果たしてこの盲目の剣術使いは、善人なのか悪人なのか。判断に苦しむことがある。
しかしこの善なのか悪なのかはっきりしないところが、机龍之介の大きな特徴であり魅力だという。
何物にも縛られず、心の赴くままに人を斬り生きていく。たしかにその人物像は自由気ままだ。
しかしこのように、人を斬ることを息をするようにこなす人物を主人公に据えた中里介山は何を考えていたのか。
たしかにこれでは、自分は大衆作家に非ずと宣言したのも無理からぬ気がする。
かつて若き吉川英治が編集者に『大菩薩峠』批判を向けられた時、
「そうなんだ。
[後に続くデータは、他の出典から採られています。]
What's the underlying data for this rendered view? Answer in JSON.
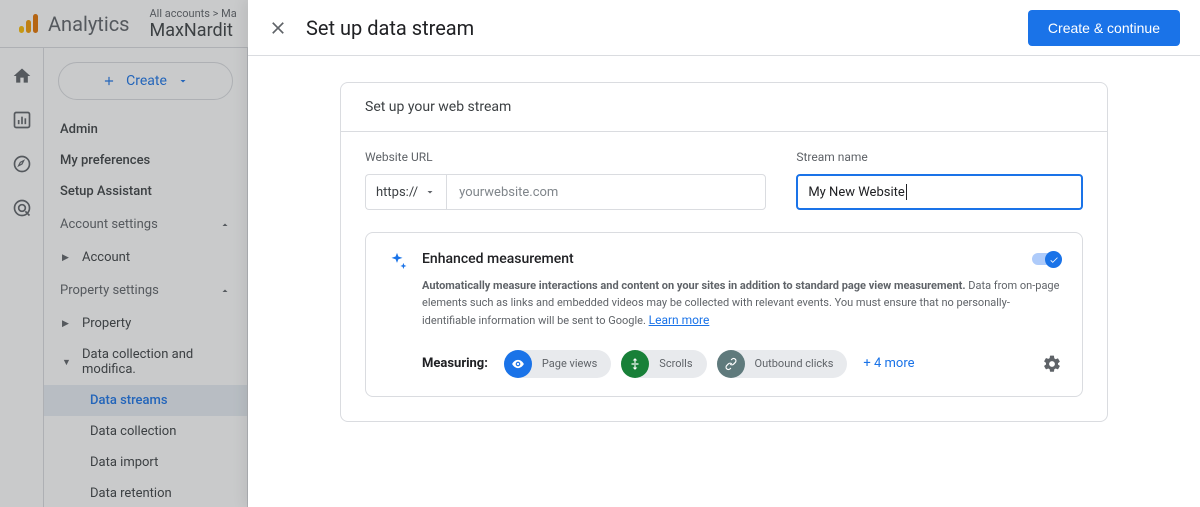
{
  "header": {
    "product": "Analytics",
    "breadcrumb_line1": "All accounts > Ma",
    "breadcrumb_line2": "MaxNardit"
  },
  "sidebar": {
    "create_label": "Create",
    "top_items": [
      "Admin",
      "My preferences",
      "Setup Assistant"
    ],
    "account_settings": {
      "header": "Account settings",
      "item": "Account"
    },
    "property_settings": {
      "header": "Property settings",
      "property": "Property",
      "data_collection": "Data collection and modifica.",
      "sub_items": [
        "Data streams",
        "Data collection",
        "Data import",
        "Data retention"
      ]
    }
  },
  "modal": {
    "title": "Set up data stream",
    "primary_button": "Create & continue",
    "card_header": "Set up your web stream",
    "url_label": "Website URL",
    "protocol": "https://",
    "url_placeholder": "yourwebsite.com",
    "stream_label": "Stream name",
    "stream_value": "My New Website",
    "enhanced": {
      "title": "Enhanced measurement",
      "desc_bold": "Automatically measure interactions and content on your sites in addition to standard page view measurement.",
      "desc_rest": " Data from on-page elements such as links and embedded videos may be collected with relevant events. You must ensure that no personally-identifiable information will be sent to Google. ",
      "learn_more": "Learn more"
    },
    "measuring": {
      "label": "Measuring:",
      "chips": [
        {
          "label": "Page views",
          "color": "chip-blue",
          "icon": "eye"
        },
        {
          "label": "Scrolls",
          "color": "chip-green",
          "icon": "scroll"
        },
        {
          "label": "Outbound clicks",
          "color": "chip-teal",
          "icon": "link"
        }
      ],
      "more": "+ 4 more"
    }
  }
}
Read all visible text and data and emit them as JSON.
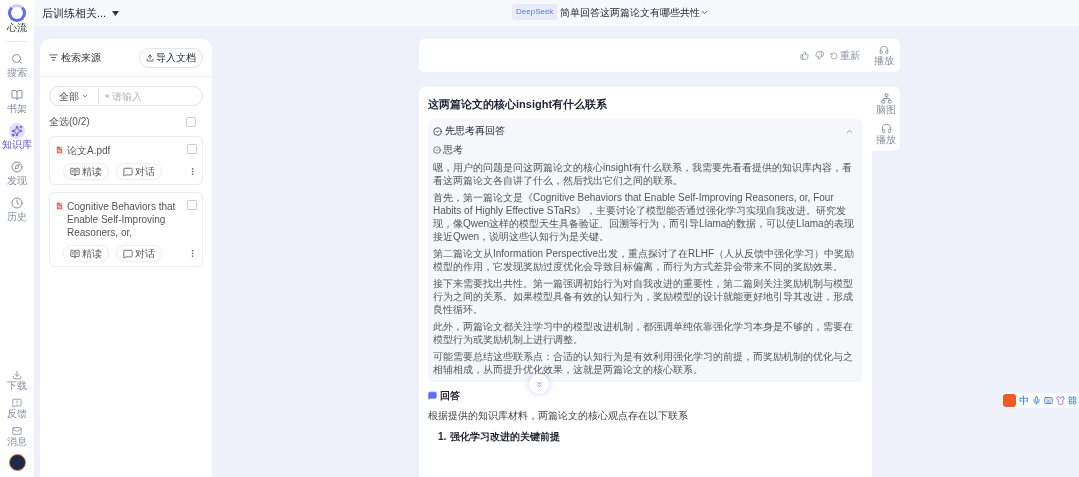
{
  "app": {
    "logo_label": "心流"
  },
  "nav": [
    {
      "kind": "search",
      "label": "搜索",
      "selected": false
    },
    {
      "kind": "library",
      "label": "书架",
      "selected": false
    },
    {
      "kind": "kb",
      "label": "知识库",
      "selected": true
    },
    {
      "kind": "discover",
      "label": "发现",
      "selected": false
    },
    {
      "kind": "history",
      "label": "历史",
      "selected": false
    }
  ],
  "nav_bottom": [
    {
      "kind": "download",
      "label": "下载"
    },
    {
      "kind": "feedback",
      "label": "反馈"
    },
    {
      "kind": "message",
      "label": "消息"
    }
  ],
  "header": {
    "workspace": "后训练相关...",
    "model": "DeepSeek",
    "title": "简单回答这两篇论文有哪些共性"
  },
  "sources": {
    "title": "检索来源",
    "import": "导入文档",
    "filter": "全部",
    "placeholder": "请输入",
    "select_all": "全选(0/2)",
    "select_all_checked": false,
    "documents": [
      {
        "name": "论文A.pdf",
        "checked": false,
        "actions": [
          {
            "kind": "read",
            "label": "精读"
          },
          {
            "kind": "chat",
            "label": "对话"
          }
        ]
      },
      {
        "name": "Cognitive Behaviors that Enable Self-Improving Reasoners, or,",
        "checked": false,
        "actions": [
          {
            "kind": "read",
            "label": "精读"
          },
          {
            "kind": "chat",
            "label": "对话"
          }
        ]
      }
    ]
  },
  "prev_message": {
    "regenerate": "重新",
    "play": "播放"
  },
  "message": {
    "question": "这两篇论文的核心insight有什么联系",
    "side_actions": [
      {
        "kind": "mindmap",
        "label": "脑图"
      },
      {
        "kind": "play",
        "label": "播放"
      }
    ],
    "thinking": {
      "title": "先思考再回答",
      "expanded": true,
      "subtitle": "思考",
      "paragraphs": [
        "嗯，用户的问题是问这两篇论文的核心insight有什么联系，我需要先看看提供的知识库内容，看看这两篇论文各自讲了什么，然后找出它们之间的联系。",
        "首先，第一篇论文是《Cognitive Behaviors that Enable Self-Improving Reasoners, or, Four Habits of Highly Effective STaRs》，主要讨论了模型能否通过强化学习实现自我改进。研究发现，像Qwen这样的模型天生具备验证、回溯等行为，而引导Llama的数据，可以使Llama的表现接近Qwen，说明这些认知行为是关键。",
        "第二篇论文从Information Perspective出发，重点探讨了在RLHF（人从反馈中强化学习）中奖励模型的作用，它发现奖励过度优化会导致目标偏离，而行为方式差异会带来不同的奖励效果。",
        "接下来需要找出共性。第一篇强调初始行为对自我改进的重要性，第二篇则关注奖励机制与模型行为之间的关系。如果模型具备有效的认知行为，奖励模型的设计就能更好地引导其改进，形成良性循环。",
        "此外，两篇论文都关注学习中的模型改进机制，都强调单纯依靠强化学习本身是不够的，需要在模型行为或奖励机制上进行调整。",
        "可能需要总结这些联系点：合适的认知行为是有效利用强化学习的前提，而奖励机制的优化与之相辅相成，从而提升优化效果，这就是两篇论文的核心联系。"
      ]
    },
    "answer": {
      "title": "回答",
      "intro": "根据提供的知识库材料，两篇论文的核心观点存在以下联系",
      "points": [
        {
          "number": "1.",
          "text": "强化学习改进的关键前提"
        }
      ]
    }
  },
  "ime": {
    "mode": "中"
  }
}
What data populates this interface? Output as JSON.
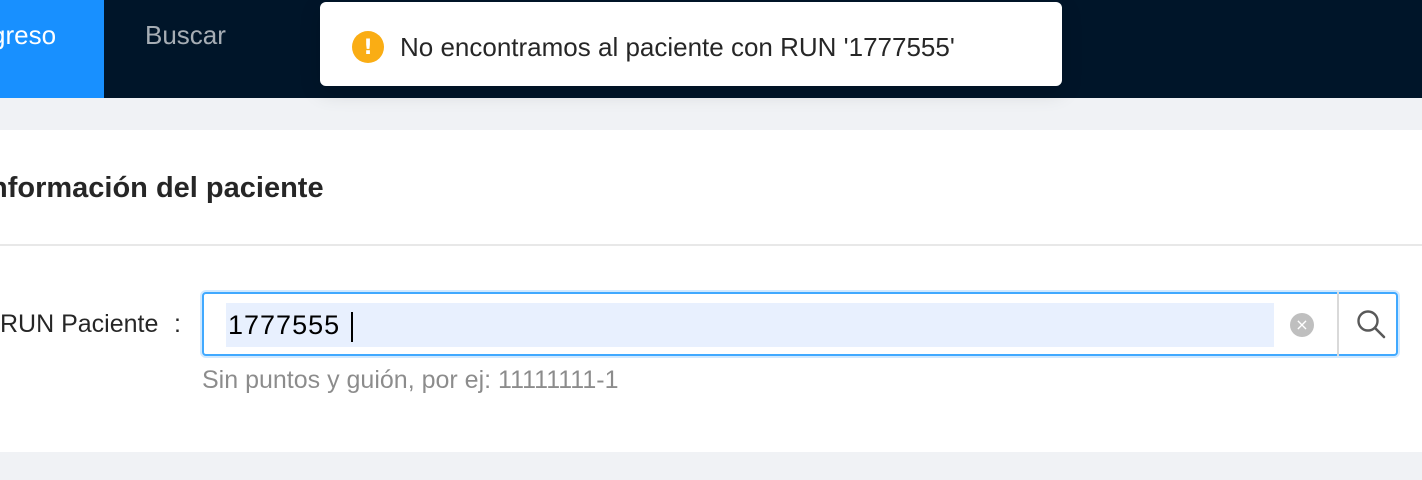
{
  "colors": {
    "nav_background": "#001529",
    "nav_active": "#1890ff",
    "warning": "#faad14",
    "input_focus_border": "#40a9ff",
    "input_fill": "#e8f0fe"
  },
  "nav": {
    "items": [
      {
        "label": "greso",
        "active": true
      },
      {
        "label": "Buscar",
        "active": false
      }
    ]
  },
  "notification": {
    "type": "warning",
    "icon": "exclamation-circle-icon",
    "icon_glyph": "!",
    "message": "No encontramos al paciente con RUN '1777555'"
  },
  "patient_card": {
    "title": "nformación del paciente",
    "run_field": {
      "label": "RUN Paciente",
      "colon": ":",
      "value": "1777555",
      "clear_icon": "close-circle-icon",
      "clear_glyph": "×",
      "search_icon": "search-icon",
      "hint": "Sin puntos y guión, por ej: 11111111-1"
    }
  }
}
『大菩薩峠』に出てくる子供というのは、あまりに大人びている。
子供というのは、もっと無鉄砲で自由気ままなんだ」
と言及した。机龍之介に対しては、批判はしていないわけである。
だが、後に『宮本武蔵』を世に問うた時、机龍之介とはまったく違う剣士像を造形した。
少なくともここに、吉川英治は『大菩薩峠』を反面教師にしたと思われる節が感じられる。
そこには社会主義詩人として出発して挫折した介山と、生活のため職を転々とした末に懸賞小説に当選して職業作家となった吉川の違いがあるのか。
少なくとも吉川英治には、介山のように一方的に女に惚れられて食べていく苦労はしないという、
男としては一種の理想かもしれないが退廃そのものの人物は死んでも書けなかっただろう。
結局、『大菩薩峠』は何かと問われた時、大衆小説でもなく介山の提唱した大乗小説でもない。
社会主義詩人として社会変革の理想に燃えながら、大逆事件という日本国家による社会主義者を無法に処刑されたトラウマから生まれたもの。
そういった意味で、たしかにこれは転向小説だったのかもしれない。